I reminded her of a few incidents from our past working as entertainers – things we had laughed over long ago. I spoke briefly about our philosophical views of death and dying.
“My own cancer experience, along with my wife’s, has forever altered how I view life and death, and though I feel a tremendous sadness that you may soon be in another place where perhaps we can no longer be in touch, those feelings are tempered by my unshakable belief that life – just as it is – is absolute perfection. I know from our conversations that in having a complete trust in life’s ultimate plan and purpose as we both do, there is a comfort we feel in this mystery that lies ahead for you and me and all of us. Of course, it’s those we leave behind who suffer – perhaps the most – but life, at least from my perspective, is always about growth, even though it hurts like hell at times.
And finally, though we both had accepted that there was no turning back, I wanted her to know that she would not be forgotten.
“Being human, I have that familiar ferocious desire to hold on to all we love. I know I can’t hold on to you my friend, but I can always keep you close to my heart. There is a place there just for you. And I will never let that go. I promise.”

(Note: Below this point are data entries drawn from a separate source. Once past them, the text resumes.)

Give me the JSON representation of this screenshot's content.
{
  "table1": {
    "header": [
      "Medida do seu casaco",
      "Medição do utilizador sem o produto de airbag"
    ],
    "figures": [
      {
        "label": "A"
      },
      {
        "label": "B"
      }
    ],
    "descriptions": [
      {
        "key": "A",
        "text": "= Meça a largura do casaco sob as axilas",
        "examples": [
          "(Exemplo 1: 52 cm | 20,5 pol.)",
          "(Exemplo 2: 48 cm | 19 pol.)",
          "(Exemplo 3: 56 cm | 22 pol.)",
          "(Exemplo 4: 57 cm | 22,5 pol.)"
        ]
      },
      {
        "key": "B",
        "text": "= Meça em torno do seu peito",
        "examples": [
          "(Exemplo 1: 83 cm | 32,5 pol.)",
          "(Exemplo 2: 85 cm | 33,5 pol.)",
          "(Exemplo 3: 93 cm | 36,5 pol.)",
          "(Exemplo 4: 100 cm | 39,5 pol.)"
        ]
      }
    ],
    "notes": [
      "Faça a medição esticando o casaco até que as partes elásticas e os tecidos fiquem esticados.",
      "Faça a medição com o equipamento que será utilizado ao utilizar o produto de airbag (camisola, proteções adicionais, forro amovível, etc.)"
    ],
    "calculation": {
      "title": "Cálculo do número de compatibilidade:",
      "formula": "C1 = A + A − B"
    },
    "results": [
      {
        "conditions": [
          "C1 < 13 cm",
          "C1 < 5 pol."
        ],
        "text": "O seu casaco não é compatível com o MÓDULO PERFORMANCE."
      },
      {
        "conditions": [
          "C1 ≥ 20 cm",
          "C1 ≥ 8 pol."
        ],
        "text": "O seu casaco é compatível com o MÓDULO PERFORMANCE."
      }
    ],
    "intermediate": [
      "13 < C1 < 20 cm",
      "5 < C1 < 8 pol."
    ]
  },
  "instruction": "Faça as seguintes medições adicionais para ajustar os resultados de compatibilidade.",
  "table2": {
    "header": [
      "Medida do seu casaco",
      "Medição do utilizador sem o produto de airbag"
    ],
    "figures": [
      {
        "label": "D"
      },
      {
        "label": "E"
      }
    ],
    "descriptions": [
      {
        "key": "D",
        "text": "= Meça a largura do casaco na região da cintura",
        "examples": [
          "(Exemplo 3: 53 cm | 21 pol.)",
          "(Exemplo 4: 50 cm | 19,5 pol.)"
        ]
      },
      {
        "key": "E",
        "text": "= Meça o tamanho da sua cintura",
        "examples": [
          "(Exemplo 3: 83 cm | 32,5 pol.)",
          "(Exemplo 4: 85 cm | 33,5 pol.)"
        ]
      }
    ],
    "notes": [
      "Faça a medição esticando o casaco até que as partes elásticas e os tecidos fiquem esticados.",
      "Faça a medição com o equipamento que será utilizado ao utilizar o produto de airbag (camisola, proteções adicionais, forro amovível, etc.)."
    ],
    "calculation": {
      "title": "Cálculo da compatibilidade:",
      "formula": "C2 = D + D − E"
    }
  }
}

Stephen Murphy-Shigematsu is a psychologist in the Stanford University School of Medicine. He said, “Saying goodbye is learning what to hold onto and what to let go of. I firmly believe that by embracing our mortality with full awareness we can learn to experience life in a deeper and more passionate way. But the internal work of saying goodbye means finding a way to acknowledge that people come and go in our lives, leaving permanent imprints in our character; we inherit traits from everybody who crosses our paths or touches our hearts.”
Laura died five weeks after we exchanged our letters. Others in my life will die, too. And then one day of course, it will be my turn. And the only thing I know with any certainty is that these goodbyes are sure to repeat time and time again, until one day, that last goodbye will be the one reserved for me.